Day 13: Denial
James and I may have a lot of differences but one thing we do have in common is that we were both deeply in denial about being in love with each other before we admitted our feelings to one another.
I had days where I would just sit in my room and keep telling myself, over and over again, that the feelings I had for James would pass but they never did. I should've known that my feelings for him were permanent and would never fade.
Even Carlos and Logan could tell I liked James. They would always call me out about letting my eyes linger a little too long whenever he walked by. They would always notice the trance like state I would get in whenever James sang, or laughed or even talked to me. And everytime they said something, I always denied it.

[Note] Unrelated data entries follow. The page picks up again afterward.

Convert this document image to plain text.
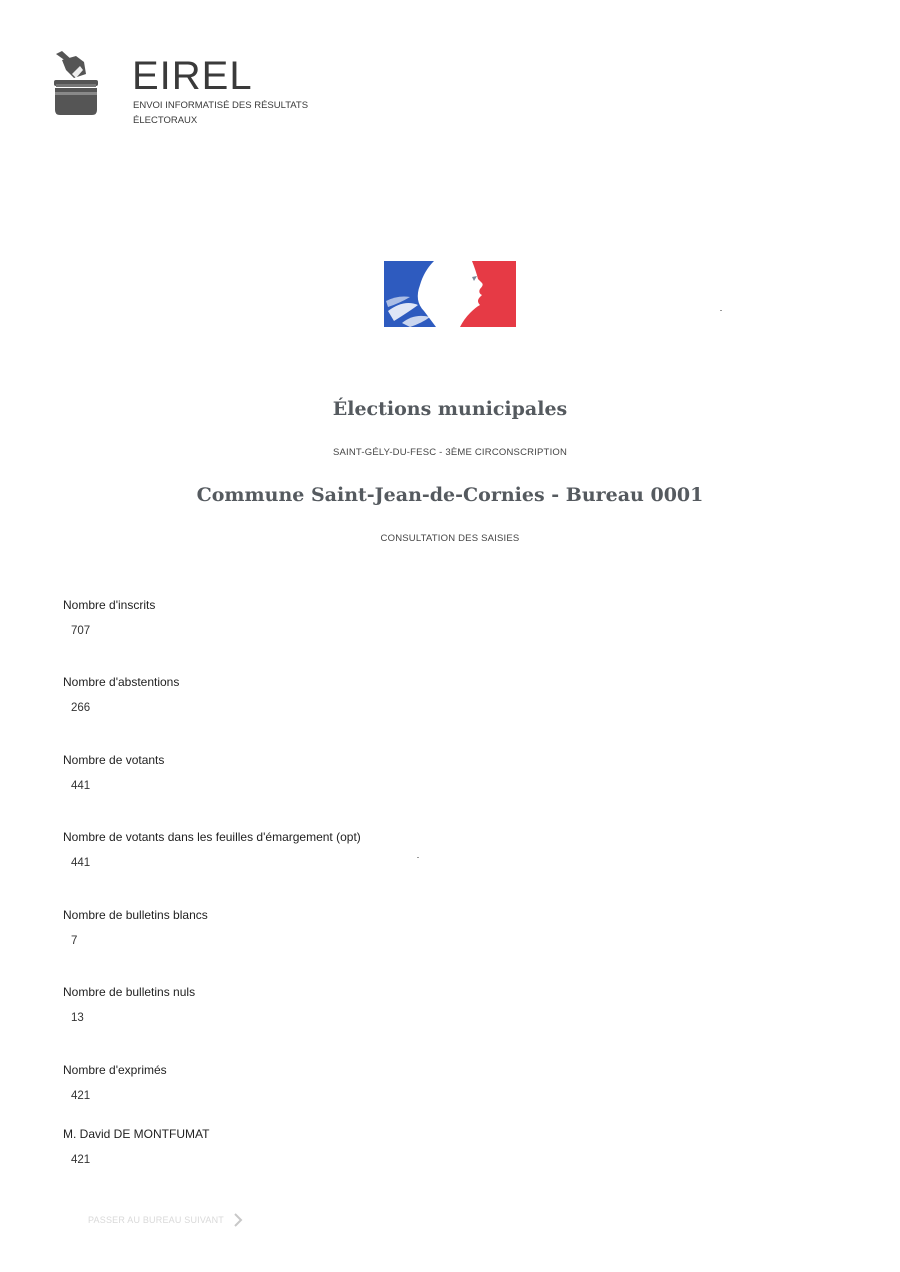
EIREL
ENVOI INFORMATISÉ DES RÉSULTATS ÉLECTORAUX
Élections municipales
SAINT-GÉLY-DU-FESC - 3ÈME CIRCONSCRIPTION
Commune Saint-Jean-de-Cornies - Bureau 0001
CONSULTATION DES SAISIES
Nombre d'inscrits
707
Nombre d'abstentions
266
Nombre de votants
441
Nombre de votants dans les feuilles d'émargement (opt)
441
Nombre de bulletins blancs
7
Nombre de bulletins nuls
13
Nombre d'exprimés
421
M. David DE MONTFUMAT
421
PASSER AU BUREAU SUIVANT
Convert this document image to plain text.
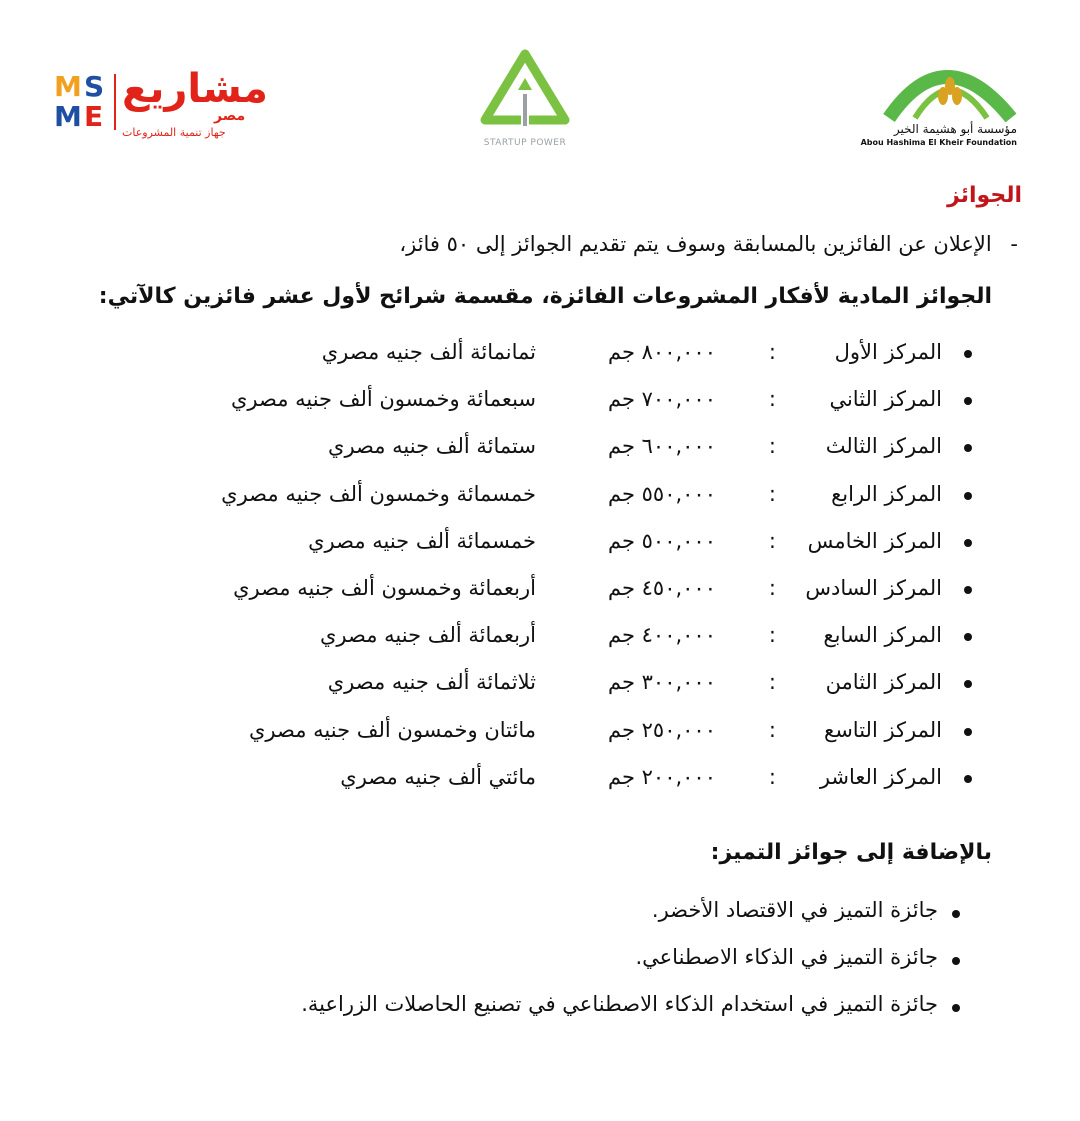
M S
M E
مشاريع
مصر
جهاز تنمية المشروعات
STARTUP POWER
مؤسسة أبو هشيمة الخير
Abou Hashima El Kheir Foundation
الجوائز
- الإعلان عن الفائزين بالمسابقة وسوف يتم تقديم الجوائز إلى ٥٠ فائز،
الجوائز المادية لأفكار المشروعات الفائزة، مقسمة شرائح لأول عشر فائزين كالآتي:
المركز الأول
:
٨٠٠,٠٠٠ جم
ثمانمائة ألف جنيه مصري
المركز الثاني
:
٧٠٠,٠٠٠ جم
سبعمائة وخمسون ألف جنيه مصري
المركز الثالث
:
٦٠٠,٠٠٠ جم
ستمائة ألف جنيه مصري
المركز الرابع
:
٥٥٠,٠٠٠ جم
خمسمائة وخمسون ألف جنيه مصري
المركز الخامس
:
٥٠٠,٠٠٠ جم
خمسمائة ألف جنيه مصري
المركز السادس
:
٤٥٠,٠٠٠ جم
أربعمائة وخمسون ألف جنيه مصري
المركز السابع
:
٤٠٠,٠٠٠ جم
أربعمائة ألف جنيه مصري
المركز الثامن
:
٣٠٠,٠٠٠ جم
ثلاثمائة ألف جنيه مصري
المركز التاسع
:
٢٥٠,٠٠٠ جم
مائتان وخمسون ألف جنيه مصري
المركز العاشر
:
٢٠٠,٠٠٠ جم
مائتي ألف جنيه مصري
بالإضافة إلى جوائز التميز:
جائزة التميز في الاقتصاد الأخضر.
جائزة التميز في الذكاء الاصطناعي.
جائزة التميز في استخدام الذكاء الاصطناعي في تصنيع الحاصلات الزراعية.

But when James confronted me about liking him, I was speechless. I stuttered like an idiot and my face was as red as an fresly picked apple. It got even redder when he pulled me into his arms, flush agaisnt him. I became goo in his arms as he looked down at me with those big, beautiful hazel eyes, that had so many emotions running through them; amusement, joy, love, and lastly, fear. All of it sorta just, overwhelmed me, so, I ended up spilling everything to him.
It was all worth it though, even if I was extremely embarassed, to see his eyes filled with tears of happiness and that amazing smile.
After that, we laughed about how stupid we were being and in that moment, I felt so much relief; I didn't have to hide my love for James anymore. I could stop having to lie about who I really was.
And it was the greatest feeling in the world.